When no MPI options are specified, HOOMD uses a minimum surface area selection of the domain decomposition strategy:

mpirun -n 8 python script.py
# 2x2x2 domain

The linear option forces HOOMD-blue to use a 1D slab domain decomposition, which may be faster than a 3D decomposition when running jobs on a single node:

mpirun -n 4 python script.py --linear
# 1x1x4 domain

You can also override the automatic choices completely:

mpirun -n 4 python script.py --nx=1 --ny=2 --nz=2
# 1x2x2 domain

You can group multiple MPI ranks into partitions, to simulate independent replicas:

mpirun -n 12 python script.py --nrank=3

This sub-divides the total of 12 MPI ranks into four independent partitions, with to which 3 GPUs each are assigned.

User options¶

User defined options may be passed to a job script via --user and retrieved by calling hoomd.option.get_user(). For example, if hoomd is executed with:

python script.py --gpu=2 --ignore-display-gpu --user="--N=5 --rho=0.5"

then hoomd.option.get_user() will return ['--N=5', '--rho=0.5'], which is a format suitable for processing by standard tools such as optparse.

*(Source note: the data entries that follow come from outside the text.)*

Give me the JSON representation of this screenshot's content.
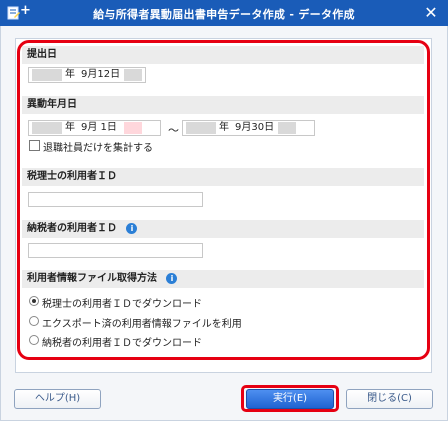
{
  "window": {
    "title": "給与所得者異動届出書申告データ作成 - データ作成",
    "close_glyph": "✕"
  },
  "sections": {
    "submit_date": {
      "label": "提出日",
      "era_suffix": "年",
      "value": "9月12日"
    },
    "change_period": {
      "label": "異動年月日",
      "from": {
        "era_suffix": "年",
        "value": "9月  1日"
      },
      "separator": "～",
      "to": {
        "era_suffix": "年",
        "value": "9月30日"
      },
      "retired_only_label": "退職社員だけを集計する",
      "retired_only_checked": false
    },
    "tax_accountant_user_id": {
      "label": "税理士の利用者ＩＤ",
      "value": ""
    },
    "taxpayer_user_id": {
      "label": "納税者の利用者ＩＤ",
      "value": ""
    },
    "user_info_file": {
      "label": "利用者情報ファイル取得方法",
      "options": [
        {
          "label": "税理士の利用者ＩＤでダウンロード",
          "selected": true
        },
        {
          "label": "エクスポート済の利用者情報ファイルを利用",
          "selected": false
        },
        {
          "label": "納税者の利用者ＩＤでダウンロード",
          "selected": false
        }
      ]
    }
  },
  "buttons": {
    "help": "ヘルプ(H)",
    "execute": "実行(E)",
    "close": "閉じる(C)"
  },
  "colors": {
    "titlebar": "#1a5cb8",
    "highlight": "#e60012",
    "primary_button": "#2b6fe0",
    "info_icon": "#2b7fd6"
  },
  "icons": {
    "app": "document-pen-icon",
    "info": "info-icon"
  }
}
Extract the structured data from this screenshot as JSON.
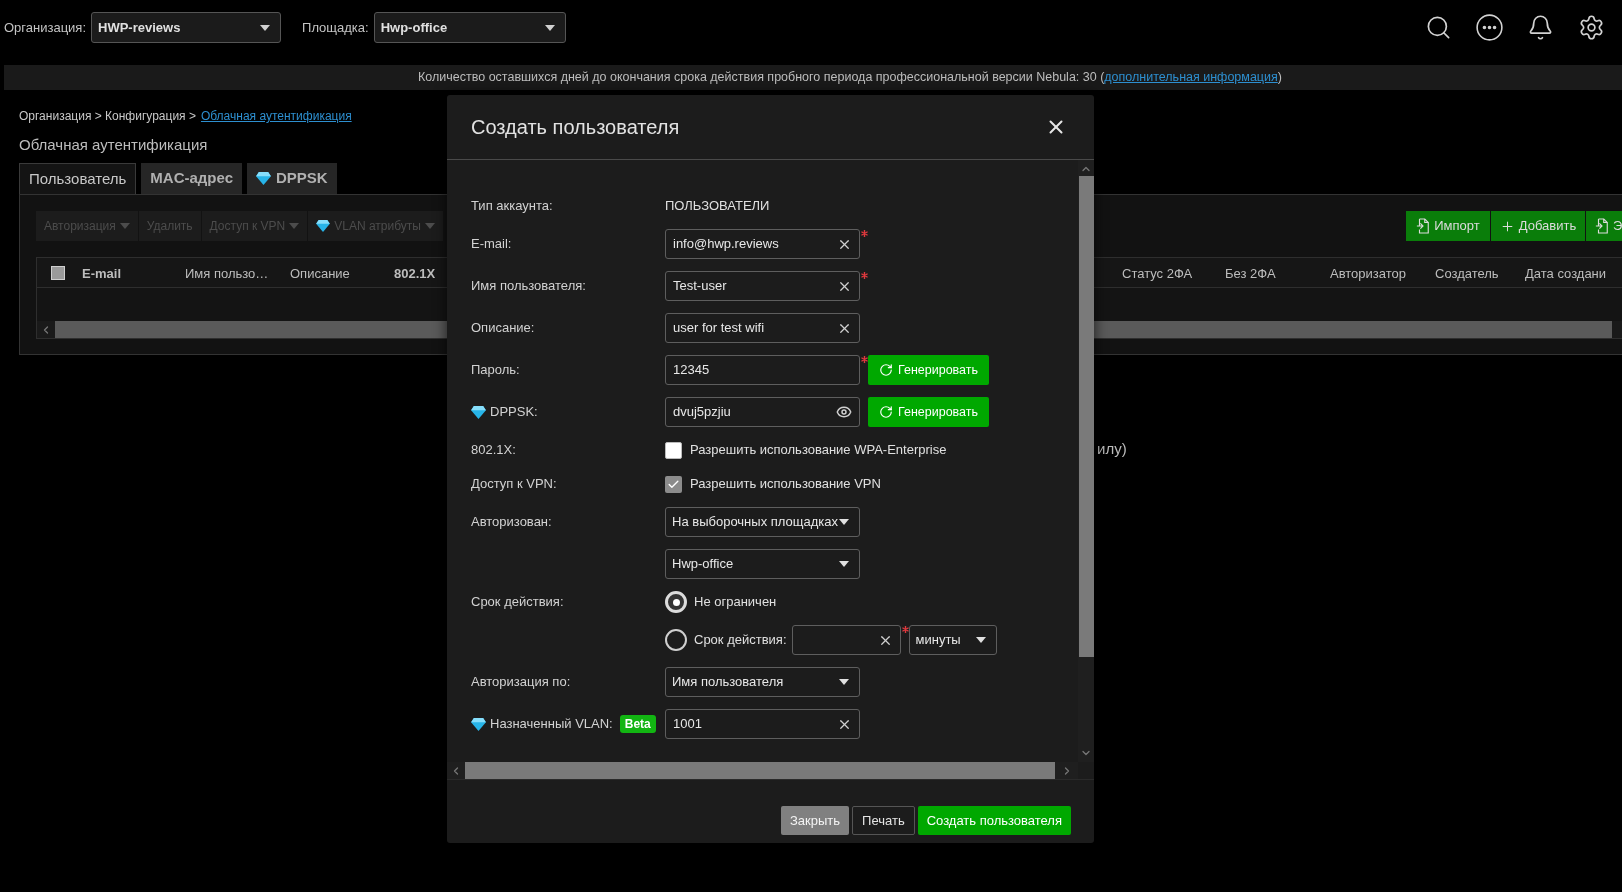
{
  "top_bar": {
    "organization": {
      "label": "Организация:",
      "value": "HWP-reviews"
    },
    "site": {
      "label": "Площадка:",
      "value": "Hwp-office"
    }
  },
  "trial_banner": {
    "text": "Количество оставшихся дней до окончания срока действия пробного периода профессиональной версии Nebula: 30 (",
    "link": "дополнительная информация",
    "closing": ")"
  },
  "breadcrumb": {
    "path": "Организация > Конфигурация >",
    "current": "Облачная аутентификация"
  },
  "page_title": "Облачная аутентификация",
  "tabs": [
    {
      "label": "Пользователь",
      "selected": true,
      "premium": false
    },
    {
      "label": "MAC-адрес",
      "selected": false,
      "premium": false
    },
    {
      "label": "DPPSK",
      "selected": false,
      "premium": true
    }
  ],
  "toolbar": {
    "actions": [
      {
        "label": "Авторизация",
        "dropdown": true,
        "disabled": true,
        "premium": false
      },
      {
        "label": "Удалить",
        "dropdown": false,
        "disabled": true,
        "premium": false
      },
      {
        "label": "Доступ к VPN",
        "dropdown": true,
        "disabled": true,
        "premium": false
      },
      {
        "label": "VLAN атрибуты",
        "dropdown": true,
        "disabled": true,
        "premium": true
      }
    ],
    "buttons": [
      {
        "label": "Импорт",
        "kind": "import"
      },
      {
        "label": "Добавить",
        "kind": "add"
      },
      {
        "label": "Э",
        "kind": "export"
      }
    ]
  },
  "table": {
    "select_all": {
      "checked": false
    },
    "columns": [
      {
        "label": "E-mail",
        "bold": true
      },
      {
        "label": "Имя пользо…",
        "bold": false
      },
      {
        "label": "Описание",
        "bold": false
      },
      {
        "label": "802.1X",
        "bold": true
      },
      {
        "label": "Статус 2ФА",
        "bold": false
      },
      {
        "label": "Без 2ФА",
        "bold": false
      },
      {
        "label": "Авторизатор",
        "bold": false
      },
      {
        "label": "Создатель",
        "bold": false
      },
      {
        "label": "Дата создани",
        "bold": false
      }
    ]
  },
  "background_note": "илу)",
  "dialog": {
    "title": "Создать пользователя",
    "form": [
      {
        "kind": "static",
        "label": "Тип аккаунта:",
        "value": "ПОЛЬЗОВАТЕЛИ",
        "premium": false
      },
      {
        "kind": "input",
        "label": "E-mail:",
        "value": "info@hwp.reviews",
        "required": true,
        "clearable": true,
        "premium": false
      },
      {
        "kind": "input",
        "label": "Имя пользователя:",
        "value": "Test-user",
        "required": true,
        "clearable": true,
        "premium": false
      },
      {
        "kind": "input",
        "label": "Описание:",
        "value": "user for test wifi",
        "required": false,
        "clearable": true,
        "premium": false
      },
      {
        "kind": "input",
        "label": "Пароль:",
        "value": "12345",
        "required": true,
        "clearable": false,
        "generate": "Генерировать",
        "premium": false
      },
      {
        "kind": "input",
        "label": "DPPSK:",
        "value": "dvuj5pzjiu",
        "required": false,
        "clearable": false,
        "reveal": true,
        "generate": "Генерировать",
        "premium": true
      },
      {
        "kind": "checkbox",
        "label": "802.1X:",
        "text": "Разрешить использование WPA-Enterprise",
        "checked": false,
        "premium": false
      },
      {
        "kind": "checkbox",
        "label": "Доступ к VPN:",
        "text": "Разрешить использование VPN",
        "checked": true,
        "premium": false
      },
      {
        "kind": "select",
        "label": "Авторизован:",
        "value": "На выборочных площадках",
        "premium": false
      },
      {
        "kind": "select",
        "value": "Hwp-office",
        "premium": false
      },
      {
        "kind": "radio",
        "label": "Срок действия:",
        "premium": false,
        "options": [
          {
            "label": "Не ограничен",
            "selected": true
          },
          {
            "label": "Срок действия:",
            "selected": false,
            "duration": {
              "required": true,
              "clearable": true
            },
            "unit": "минуты"
          }
        ]
      },
      {
        "kind": "select",
        "label": "Авторизация по:",
        "value": "Имя пользователя",
        "premium": false
      },
      {
        "kind": "input",
        "label": "Назначенный VLAN:",
        "value": "1001",
        "required": false,
        "clearable": true,
        "premium": true,
        "badge": "Beta"
      }
    ],
    "buttons": [
      {
        "label": "Закрыть",
        "kind": "secondary"
      },
      {
        "label": "Печать",
        "kind": "default"
      },
      {
        "label": "Создать пользователя",
        "kind": "primary"
      }
    ]
  }
}
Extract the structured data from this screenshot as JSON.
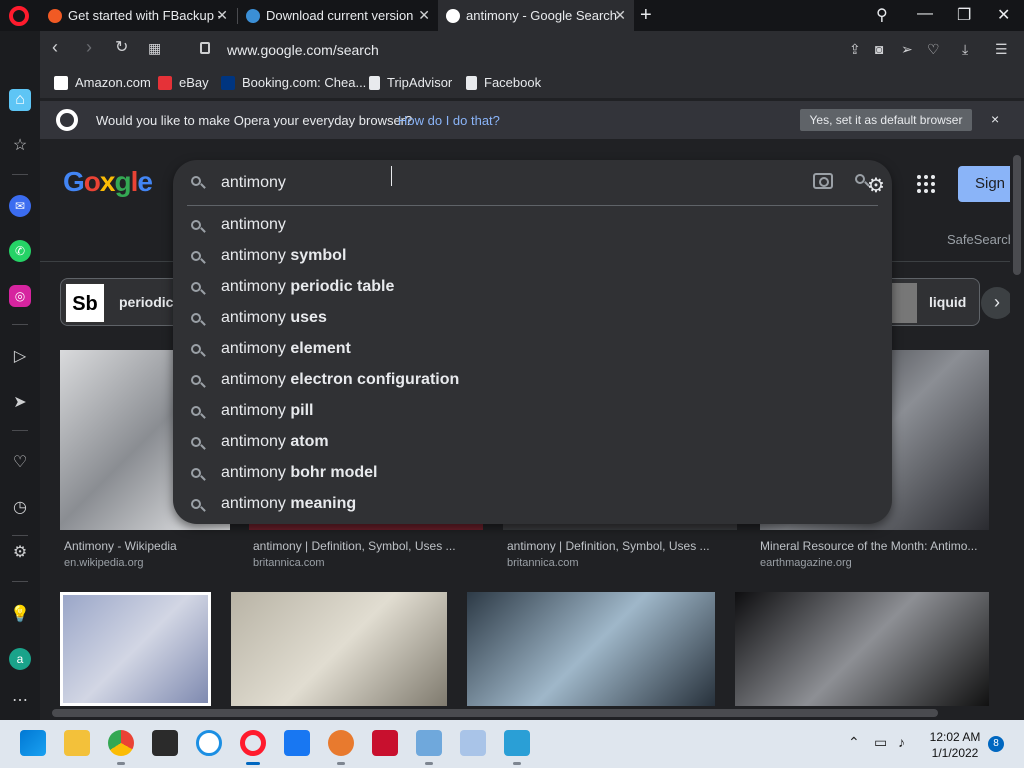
{
  "tabs": [
    {
      "title": "Get started with FBackup -",
      "favicon_color": "#f15a24"
    },
    {
      "title": "Download current version",
      "favicon_color": "#3b8fd6"
    },
    {
      "title": "antimony - Google Search",
      "favicon_color": "#ffffff",
      "active": true
    }
  ],
  "address": {
    "url": "www.google.com/search"
  },
  "bookmarks": [
    {
      "label": "Amazon.com",
      "color": "#ffffff"
    },
    {
      "label": "eBay",
      "color": "#e53238"
    },
    {
      "label": "Booking.com: Chea...",
      "color": "#003580"
    },
    {
      "label": "TripAdvisor",
      "color": "#e8eaed"
    },
    {
      "label": "Facebook",
      "color": "#e8eaed"
    }
  ],
  "banner": {
    "text": "Would you like to make Opera your everyday browser?",
    "link": "How do I do that?",
    "button": "Yes, set it as default browser",
    "close": "×"
  },
  "google": {
    "sign_in": "Sign",
    "safesearch": "SafeSearch",
    "query": "antimony",
    "chips": [
      {
        "label": "periodic"
      },
      {
        "label": "liquid"
      }
    ],
    "chip_sb": "Sb",
    "suggestions": [
      {
        "base": "antimony",
        "bold": ""
      },
      {
        "base": "antimony",
        "bold": " symbol"
      },
      {
        "base": "antimony",
        "bold": " periodic table"
      },
      {
        "base": "antimony",
        "bold": " uses"
      },
      {
        "base": "antimony",
        "bold": " element"
      },
      {
        "base": "antimony",
        "bold": " electron configuration"
      },
      {
        "base": "antimony",
        "bold": " pill"
      },
      {
        "base": "antimony",
        "bold": " atom"
      },
      {
        "base": "antimony",
        "bold": " bohr model"
      },
      {
        "base": "antimony",
        "bold": " meaning"
      }
    ],
    "results": [
      {
        "title": "Antimony - Wikipedia",
        "source": "en.wikipedia.org"
      },
      {
        "title": "antimony | Definition, Symbol, Uses ...",
        "source": "britannica.com"
      },
      {
        "title": "antimony | Definition, Symbol, Uses ...",
        "source": "britannica.com"
      },
      {
        "title": "Mineral Resource of the Month: Antimo...",
        "source": "earthmagazine.org"
      }
    ]
  },
  "taskbar": {
    "time": "12:02 AM",
    "date": "1/1/2022",
    "notifications": "8"
  }
}
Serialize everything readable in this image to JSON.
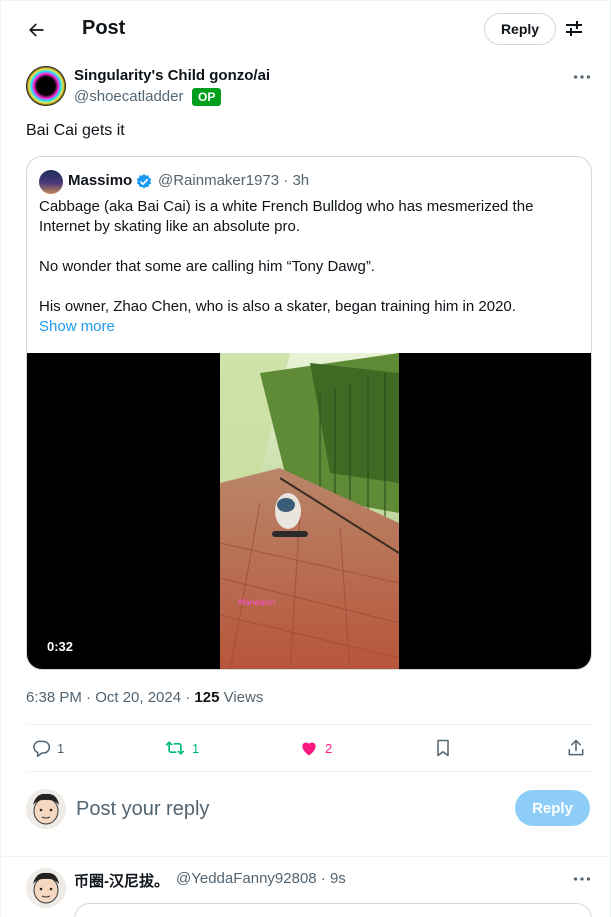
{
  "header": {
    "title": "Post",
    "reply_label": "Reply"
  },
  "post": {
    "author_name": "Singularity's Child gonzo/ai",
    "author_handle": "@shoecatladder",
    "badge": "OP",
    "text": "Bai Cai gets it",
    "timestamp": "6:38 PM · Oct 20, 2024 · ",
    "views_count": "125",
    "views_label": " Views"
  },
  "quote": {
    "author_name": "Massimo",
    "meta": "@Rainmaker1973 · 3h",
    "paragraphs": [
      "Cabbage (aka Bai Cai) is a white French Bulldog who has mesmerized the Internet by skating like an absolute pro.",
      "No wonder that some are calling him “Tony Dawg”.",
      "His owner, Zhao Chen, who is also a skater, began training him in 2020."
    ],
    "show_more": "Show more",
    "video_duration": "0:32"
  },
  "actions": {
    "replies": "1",
    "reposts": "1",
    "likes": "2"
  },
  "composer": {
    "placeholder": "Post your reply",
    "button": "Reply"
  },
  "reply": {
    "author_name": "币圈-汉尼拔。",
    "meta": "@YeddaFanny92808 · 9s"
  },
  "colors": {
    "accent": "#1d9bf0",
    "repost_active": "#00ba7c",
    "like_active": "#f91880",
    "op_badge": "#00a01e"
  }
}
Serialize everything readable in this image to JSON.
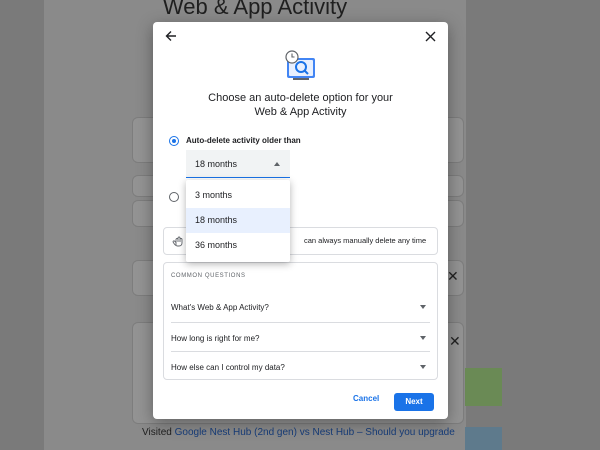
{
  "background_page": {
    "title": "Web & App Activity",
    "visited_prefix": "Visited",
    "visited_link": "Google Nest Hub (2nd gen) vs Nest Hub – Should you upgrade"
  },
  "dialog": {
    "heading_line1": "Choose an auto-delete option for your",
    "heading_line2": "Web & App Activity",
    "option1_label": "Auto-delete activity older than",
    "select_value": "18 months",
    "menu_options": [
      "3 months",
      "18 months",
      "36 months"
    ],
    "selected_option": "18 months",
    "info_text": "can always manually delete any time",
    "faq_heading": "COMMON QUESTIONS",
    "faq_items": [
      "What's Web & App Activity?",
      "How long is right for me?",
      "How else can I control my data?"
    ],
    "cancel_label": "Cancel",
    "next_label": "Next"
  },
  "colors": {
    "accent": "#1a73e8",
    "selected_bg": "#e8f0fe",
    "overlay": "#8a8a8a"
  },
  "icons": {
    "back": "arrow-back-icon",
    "close": "close-icon",
    "hero": "clock-search-icon",
    "hand": "hand-icon",
    "expand": "caret-down-icon"
  }
}
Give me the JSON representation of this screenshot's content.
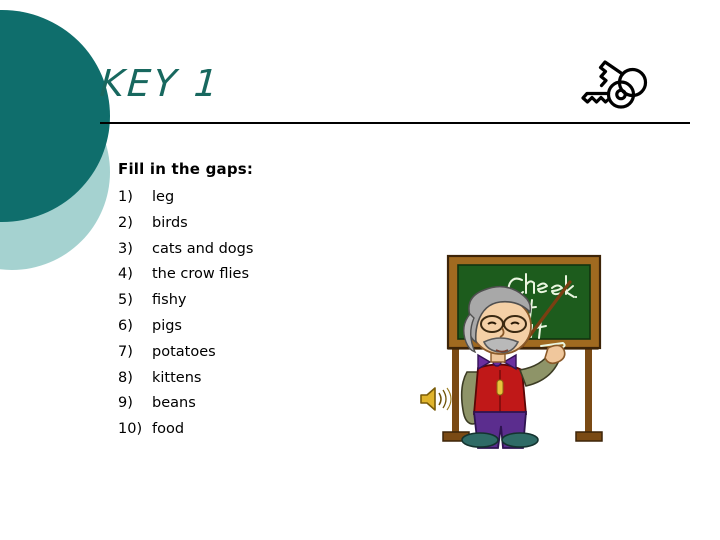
{
  "slide": {
    "title": "KEY 1",
    "title_color": "#18685f",
    "background_color": "#ffffff"
  },
  "decor": {
    "circle_dark_color": "#0f6e6c",
    "circle_light_color": "#a5d2d0",
    "keys_icon": "keys-icon"
  },
  "body": {
    "heading": "Fill in the gaps:",
    "answers": [
      {
        "num": "1)",
        "text": "leg"
      },
      {
        "num": "2)",
        "text": "birds"
      },
      {
        "num": "3)",
        "text": "cats and dogs"
      },
      {
        "num": "4)",
        "text": "the crow flies"
      },
      {
        "num": "5)",
        "text": "fishy"
      },
      {
        "num": "6)",
        "text": "pigs"
      },
      {
        "num": "7)",
        "text": "potatoes"
      },
      {
        "num": "8)",
        "text": "kittens"
      },
      {
        "num": "9)",
        "text": "beans"
      },
      {
        "num": "10)",
        "text": "food"
      }
    ]
  },
  "illustration": {
    "name": "teacher-at-chalkboard",
    "chalkboard_text_lines": [
      "Check",
      "it",
      "out!"
    ],
    "chalkboard_color": "#1d5c1d",
    "frame_color": "#a06a20",
    "vest_color": "#c01818",
    "trousers_color": "#5b2d8e",
    "jacket_color": "#8e9468",
    "bowtie_color": "#6b2fa0",
    "hair_color": "#a8a8a8",
    "shoe_color": "#2f6b66",
    "speaker_icon": "speaker-icon"
  }
}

Execution with CPU threads (Intel TBB support)¶

Some classes in HOOMD support CPU threads using Intel’s Threading Building Blocks (TBB). TBB can speed up the calculation considerably, depending on the number of CPU cores available in the system. If HOOMD was compiled with support for TBB, the number of threads can be set. On the command line, this is done using:

python script.py --mode=cpu --nthreads=20

Alternatively, the same option can be passed to hoomd.context.initialize(), and the number of threads can be updated any time using hoomd.option.set_num_threads() . If no number of threads is specified, TBB by default uses all CPUs in the system. For compatibility with OpenMP, HOOMD also honors a value set in the environment variable OMP_NUM_THREADS.